Colorado is home to a variety of animals that shed their antlers in the late winter including deer, elk and moose. According to Colorado Parks and Wildlife, this occurs as the males’ testosterone drops a few months after the fall mating season, causing their antlers to fall off.
These antlers, which are frequently used for art and decoration, can be essential sources of nutrients for some animals that have had restricted diets during the winter months.
“Antlers are a source of minerals that can be quickly consumed by forest creatures such as squirrels, mice and porcupine,” a contributor to CPW’s Colorado Outdoors magazine wrote a few years ago after finding shed antlers in the San Juan mountains.
Is there a shed antler hunting season?
In a recent post on its website, CPW reminded outdoor enthusiasts of all kinds that, “collection of shed antlers on all public lands west of Interstate 25 is prohibited from Jan. 1 through April 30.”
While the regulation is specifically for public lands, CPW reminded people that it is also illegal to collect on private land without lawful access to the land.
“These regulations will be most effective and have the greatest positive impact on our wintering wildlife when we work together within our communities to monitor and enforce them,” Area Wildlife Manager Brandon Diamond of Gunnison said in an email from the organization. “Don’t tolerate the behavior of those that would cheat. Let’s make sure we are all doing what’s best for wildlife and help give them a break during their toughest time of year.”
This prohibition was put in place in 2018 and includes additional restrictions for the Gunnison Basin where it is illegal to search for or possess antlers on public lands between sunset and 10 a.m. from May 1 through May 15.
What are the penalties for breaking shed antler hunting rules?
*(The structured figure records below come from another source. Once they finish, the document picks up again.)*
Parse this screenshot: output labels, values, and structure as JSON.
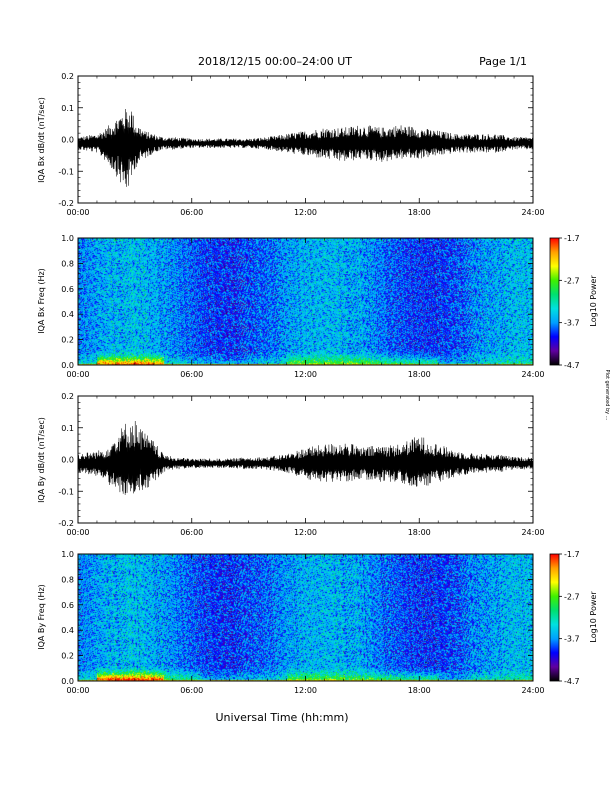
{
  "header": {
    "title": "2018/12/15   00:00–24:00 UT",
    "page": "Page 1/1",
    "side_note": "Plot generated by ..."
  },
  "footer": {
    "xlabel": "Universal Time (hh:mm)"
  },
  "colorbar": {
    "label": "Log10 Power",
    "ticks": [
      "-1.7",
      "-2.7",
      "-3.7",
      "-4.7"
    ],
    "range": [
      -4.7,
      -1.7
    ],
    "colors": [
      "#000000",
      "#6000a0",
      "#0000ff",
      "#00a0ff",
      "#00e0e0",
      "#00e070",
      "#40f000",
      "#ffff00",
      "#ffa000",
      "#ff0000"
    ]
  },
  "chart_data": [
    {
      "type": "line",
      "ylabel": "IQA Bx dB/dt (nT/sec)",
      "xlim": [
        "00:00",
        "24:00"
      ],
      "ylim": [
        -0.2,
        0.2
      ],
      "x_ticks": [
        "00:00",
        "06:00",
        "12:00",
        "18:00",
        "24:00"
      ],
      "y_ticks": [
        "0.2",
        "0.1",
        "0.0",
        "-0.1",
        "-0.2"
      ],
      "series": [
        {
          "x_hours": [
            0,
            1,
            1.5,
            2,
            2.5,
            2.8,
            3,
            3.5,
            4,
            4.5,
            5,
            6,
            7,
            8,
            9,
            10,
            11,
            12,
            13,
            14,
            15,
            16,
            17,
            18,
            19,
            20,
            21,
            22,
            23,
            24
          ],
          "y_max": [
            0.02,
            0.03,
            0.05,
            0.08,
            0.11,
            0.12,
            0.07,
            0.04,
            0.03,
            0.02,
            0.02,
            0.015,
            0.015,
            0.015,
            0.015,
            0.02,
            0.03,
            0.04,
            0.05,
            0.05,
            0.06,
            0.05,
            0.06,
            0.05,
            0.04,
            0.03,
            0.03,
            0.03,
            0.02,
            0.02
          ],
          "y_min": [
            -0.02,
            -0.03,
            -0.06,
            -0.1,
            -0.16,
            -0.13,
            -0.08,
            -0.05,
            -0.03,
            -0.02,
            -0.02,
            -0.015,
            -0.015,
            -0.015,
            -0.015,
            -0.02,
            -0.03,
            -0.04,
            -0.05,
            -0.06,
            -0.05,
            -0.06,
            -0.05,
            -0.05,
            -0.04,
            -0.03,
            -0.03,
            -0.03,
            -0.02,
            -0.02
          ]
        }
      ]
    },
    {
      "type": "heatmap",
      "ylabel": "IQA Bx Freq (Hz)",
      "xlim": [
        "00:00",
        "24:00"
      ],
      "ylim": [
        0.0,
        1.0
      ],
      "x_ticks": [
        "00:00",
        "06:00",
        "12:00",
        "18:00",
        "24:00"
      ],
      "y_ticks": [
        "1.0",
        "0.8",
        "0.6",
        "0.4",
        "0.2",
        "0.0"
      ],
      "value_range": [
        -4.7,
        -1.7
      ]
    },
    {
      "type": "line",
      "ylabel": "IQA By dB/dt (nT/sec)",
      "xlim": [
        "00:00",
        "24:00"
      ],
      "ylim": [
        -0.2,
        0.2
      ],
      "x_ticks": [
        "00:00",
        "06:00",
        "12:00",
        "18:00",
        "24:00"
      ],
      "y_ticks": [
        "0.2",
        "0.1",
        "0.0",
        "-0.1",
        "-0.2"
      ],
      "series": [
        {
          "x_hours": [
            0,
            1,
            1.5,
            2,
            2.5,
            3,
            3.5,
            4,
            4.5,
            5,
            6,
            7,
            8,
            9,
            10,
            11,
            12,
            13,
            14,
            15,
            16,
            17,
            18,
            19,
            20,
            21,
            22,
            23,
            24
          ],
          "y_max": [
            0.03,
            0.04,
            0.05,
            0.09,
            0.13,
            0.14,
            0.1,
            0.07,
            0.03,
            0.02,
            0.015,
            0.015,
            0.015,
            0.02,
            0.02,
            0.03,
            0.05,
            0.06,
            0.07,
            0.05,
            0.06,
            0.06,
            0.09,
            0.06,
            0.04,
            0.03,
            0.03,
            0.02,
            0.02
          ],
          "y_min": [
            -0.03,
            -0.04,
            -0.06,
            -0.09,
            -0.1,
            -0.1,
            -0.09,
            -0.06,
            -0.03,
            -0.02,
            -0.015,
            -0.015,
            -0.015,
            -0.02,
            -0.02,
            -0.03,
            -0.05,
            -0.06,
            -0.06,
            -0.05,
            -0.06,
            -0.06,
            -0.08,
            -0.06,
            -0.04,
            -0.03,
            -0.03,
            -0.02,
            -0.02
          ]
        }
      ]
    },
    {
      "type": "heatmap",
      "ylabel": "IQA By Freq (Hz)",
      "xlim": [
        "00:00",
        "24:00"
      ],
      "ylim": [
        0.0,
        1.0
      ],
      "x_ticks": [
        "00:00",
        "06:00",
        "12:00",
        "18:00",
        "24:00"
      ],
      "y_ticks": [
        "1.0",
        "0.8",
        "0.6",
        "0.4",
        "0.2",
        "0.0"
      ],
      "value_range": [
        -4.7,
        -1.7
      ]
    }
  ]
}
According to CPW, the priority for officers is to educate the public about the impact on nature that removing these antlers can have, but there is also a $137 fee per violation that can be issued to anyone caught breaking the prohibition.
“Comparing shed antler hunting to other forms of recreation isn’t necessarily an apples-to-apples comparison. Shed hunters specifically target our best winter-range habitats where animals are or have been, and the activity is more popular than ever, leading to an increasingly competitive environment. As conservation-minded, big-game enthusiasts, it’s one place where we can collectively minimize potential impacts to wintering wildlife,” Diamond said.
Violations can also include points against any license issued by CPW such as hunting or fishing.